The Flame of Love – Clark Pinnock

12 05 2009

pinnock My New Testament tutor gave me some great advice. Always read widely even if you’re just reading to better understand why you disagree with some people. This is how I feel about Pinnocks award winning book. He is clearly well researched but I disagree with a number of his conclusions.
This book helped me better understand where I disagree with Him and why. But like it or not, Pinnock is still a brother in the Lord and if he calls Jesus Lord, I will follow Pauls advice to Timothy. Avoid Godless chatter and pointless arguments. They only hurt those who listen.

My main concern with this book is not so much content by style. It read more like a series of propositional statements about the Holy Spirit than an exposition of what the Bible says about the Spirit. The headings may seem systematic but Pinnocks style is somewhat eratic in those chapters. I did not find his understanding illuminating and refreshing. Rather this style seemed to be a way to overload its participants with too much information in one go. I understand the temptation to do this. He obviously feels very strongly about the neglect of the Holy Spirit in current theological circles.

Yet another annoying feature is that Pinnock consistently states that theology neglects the Spirit or fails to address certain aspects of Jesus’ ministry in relation to the Spirit.

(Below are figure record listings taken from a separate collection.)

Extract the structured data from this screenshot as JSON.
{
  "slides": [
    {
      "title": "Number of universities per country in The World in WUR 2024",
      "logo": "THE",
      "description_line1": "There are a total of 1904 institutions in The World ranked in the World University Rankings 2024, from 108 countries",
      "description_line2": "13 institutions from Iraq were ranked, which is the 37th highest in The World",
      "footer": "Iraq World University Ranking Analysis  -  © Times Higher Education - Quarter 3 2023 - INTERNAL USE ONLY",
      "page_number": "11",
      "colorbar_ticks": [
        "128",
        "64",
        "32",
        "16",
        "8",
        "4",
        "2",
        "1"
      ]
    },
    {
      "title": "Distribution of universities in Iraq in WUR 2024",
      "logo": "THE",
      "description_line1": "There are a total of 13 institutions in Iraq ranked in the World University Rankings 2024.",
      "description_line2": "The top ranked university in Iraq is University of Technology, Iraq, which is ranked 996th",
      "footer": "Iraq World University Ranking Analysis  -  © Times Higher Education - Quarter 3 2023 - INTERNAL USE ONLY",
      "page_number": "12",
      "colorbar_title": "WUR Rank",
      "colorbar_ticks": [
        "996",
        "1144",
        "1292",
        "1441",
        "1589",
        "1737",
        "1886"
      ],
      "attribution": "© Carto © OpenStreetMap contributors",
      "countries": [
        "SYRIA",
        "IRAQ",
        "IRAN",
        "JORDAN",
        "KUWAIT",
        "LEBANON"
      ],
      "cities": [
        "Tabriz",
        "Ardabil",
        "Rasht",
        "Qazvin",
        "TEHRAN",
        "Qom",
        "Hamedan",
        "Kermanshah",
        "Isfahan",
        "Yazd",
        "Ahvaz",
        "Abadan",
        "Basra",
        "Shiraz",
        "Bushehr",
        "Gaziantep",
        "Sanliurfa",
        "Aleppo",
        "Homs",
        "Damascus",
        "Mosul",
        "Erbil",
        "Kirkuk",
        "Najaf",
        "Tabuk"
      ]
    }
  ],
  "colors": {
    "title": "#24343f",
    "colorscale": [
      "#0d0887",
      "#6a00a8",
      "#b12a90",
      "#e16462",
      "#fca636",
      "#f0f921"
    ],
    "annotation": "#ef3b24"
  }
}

Yet he does highlight any authority or theologian who does this. If you’re going to make those kind of big general statements you need to footnote it, and cite a source. Otherwise it’s just opinion.

Pinnock is an outspoken proponent of Open Theism, and this book was helpful to understand where he is coming from in this regard. While I disagree with the conclusion, if you do too you need to make sure you have read the proponents of the system of thought before dismissing it, or at least to be better informed as to why you disagree. My concern here with Pinnock is that he is inconsistent in his application and exposition. He claims that God takes risks in creating creatures whom he wants to love him freely. As such he is claiming that God cannot know what we will do, or how we will respond to the advances of the Spirit. In fact God cannot know the future because it is conditioned on what his free agents will do. Perhaps God can know the future of the weather cycles or animals behaviours, but not people made in his own image. Clark concludes that history and the future cannot have been predetermined in God wants us to love him freely. This seems to be a more radical Arminian position than I’m used to reading. Yet in the next few pages He say talks about Jesus’ temptation in the wilderness by the Spirit. He says that the Spirit would not allow Jesus to avoid temptation and neither will he allow us today. Yet is this not an example of something God has predetermined will happen and has brought to pass irrespective of the will of humanity? I could be wrong, but I kept getting the impression that Clark was inconsistent in applying his conclusions fully.

I have many reasons for disagreeing with Open Theist interpretation of scripture. For instance, Scripture tells us that God does not change, is the same yesterday, today and forever (either that or we’ve been singing heresy on Sundays LOL), then how can God take a risk? A risk implies that one does not know what will happen, and that one will learn something new in the process, hence they will not be the same person as they were before. So if God can learn new things, then God can change. If God can change, was He the best option when you first believed or should you have waited for God to become a better person? More importantly if God can change, there is something more powerful than God out there – why don’t we worship that?

Pinnock also believes that Adam would have died in Eden, so death was a reality even in perfection. Last time I checked the only other notable theologian who defended that position was the 4th century monk Pelagius. But perhaps the most concerning is the level to which Pinnock elevates mankind. People are their own co-saviours with Christ if Pinnocks logic is to be followed correctly. Humans have the ability to frustrate or even halt the plans of God. I cannot accept that people have such power. Man may be made in the image of God but he is nowhere near as powerful as God. Pinnock does not follow these premises to their logical conclusion. If man is so powerful does he really need a saviour?

I’ve tried to give a critical appraisal of the book. It’s difficult to rate it when you’ve read it for research purposes. It served it’s purpose in giving me insight into the more radical Arminian position. Yet I don’t think he is representative of Arminianism as a whole. Make sure you read widely. Don’t restrict yourself to reading one point of view. While I don’t agree with his conclusions, he did force me to think outside the square and articulate why I disagree with Him and for that I am grateful.